The notion that people will regularly use computers to diagnose their own illnesses has been discussed for decades. Of course, millions of people try to do that today, consulting Dr. Google, though often with little success. Given the low quality of many online health sources, such searches may even be harmful. Some governments have even launched “Don’t Google It” campaigns to urge people not to use the internet for health concerns.

But the internet may suddenly become a lot more helpful for people who want to determine what is wrong with them. ChatGPT, a new artificial intelligence chatbot, has the potential to be a game-changer with medical diagnosis.

ChatGPT is not the first innovation in this space. Over the last decade, symptom checkers have emerged on websites and in smartphone apps to aid people searching for health information. Symptom checkers serve two main functions: they facilitate self-diagnosis and assist with self-triage. They typically provide the user with a list of potential diagnoses and a recommendation of how quickly they should seek care, like see a doctor right now vs. you can treat this at home.

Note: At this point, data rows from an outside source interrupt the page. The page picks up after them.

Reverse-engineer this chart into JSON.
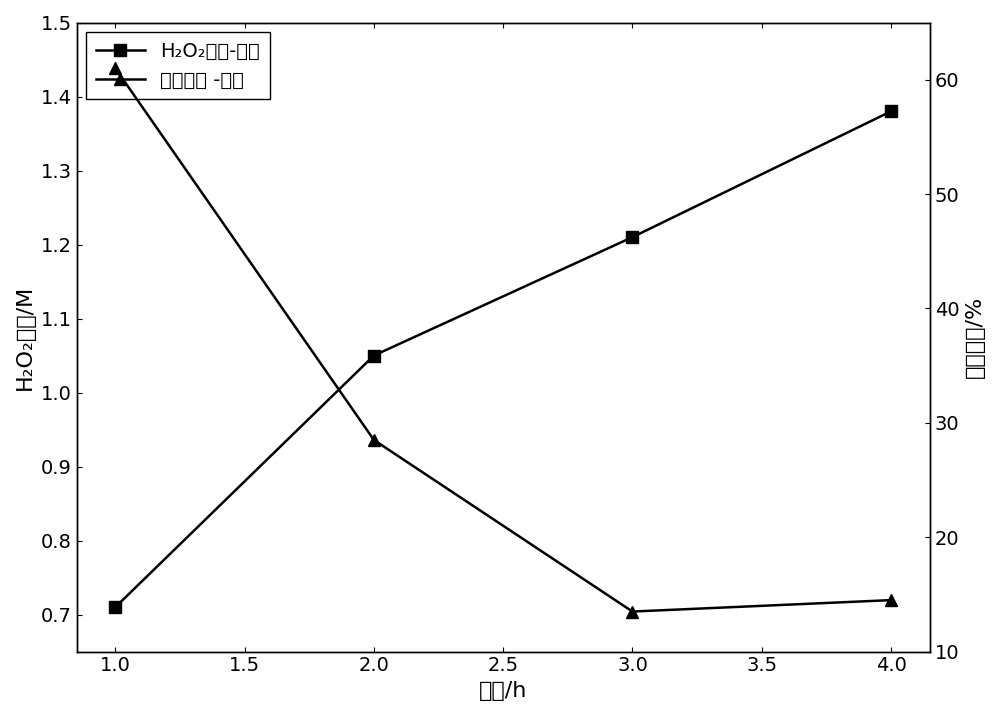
{
  "time": [
    1,
    2,
    3,
    4
  ],
  "h2o2_conc": [
    0.71,
    1.05,
    1.21,
    1.38
  ],
  "current_eff": [
    61.0,
    28.5,
    13.5,
    14.5
  ],
  "left_ylim": [
    0.65,
    1.5
  ],
  "right_ylim": [
    10,
    65
  ],
  "left_yticks": [
    0.7,
    0.8,
    0.9,
    1.0,
    1.1,
    1.2,
    1.3,
    1.4,
    1.5
  ],
  "right_yticks": [
    10,
    20,
    30,
    40,
    50,
    60
  ],
  "xticks": [
    1.0,
    1.5,
    2.0,
    2.5,
    3.0,
    3.5,
    4.0
  ],
  "xlim": [
    0.85,
    4.15
  ],
  "xlabel": "时间/h",
  "left_ylabel": "H₂O₂浓度/M",
  "right_ylabel": "电流效率/%",
  "legend_label1": "H₂O₂浓度-时间",
  "legend_label2": "电流效率 -时间",
  "line_color": "#000000",
  "marker_square": "s",
  "marker_triangle": "^",
  "marker_size": 9,
  "linewidth": 1.8,
  "figsize": [
    10.0,
    7.16
  ],
  "dpi": 100
}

Our team once tested the performance of 23 symptom checkers using 45 clinical vignettes across a range of clinical severity. The results raised substantial concerns. On average, symptom checkers listed the correct diagnosis within the top three options just 51% of the time and advised seeking care two-thirds of the time.

When the same vignettes were given to physicians, they — reassuringly — did much better and were much more likely to list the correct diagnosis within the top three options (84%). Though physicians were better than symptom checkers, consistent with prior research, misdiagnosis was still common.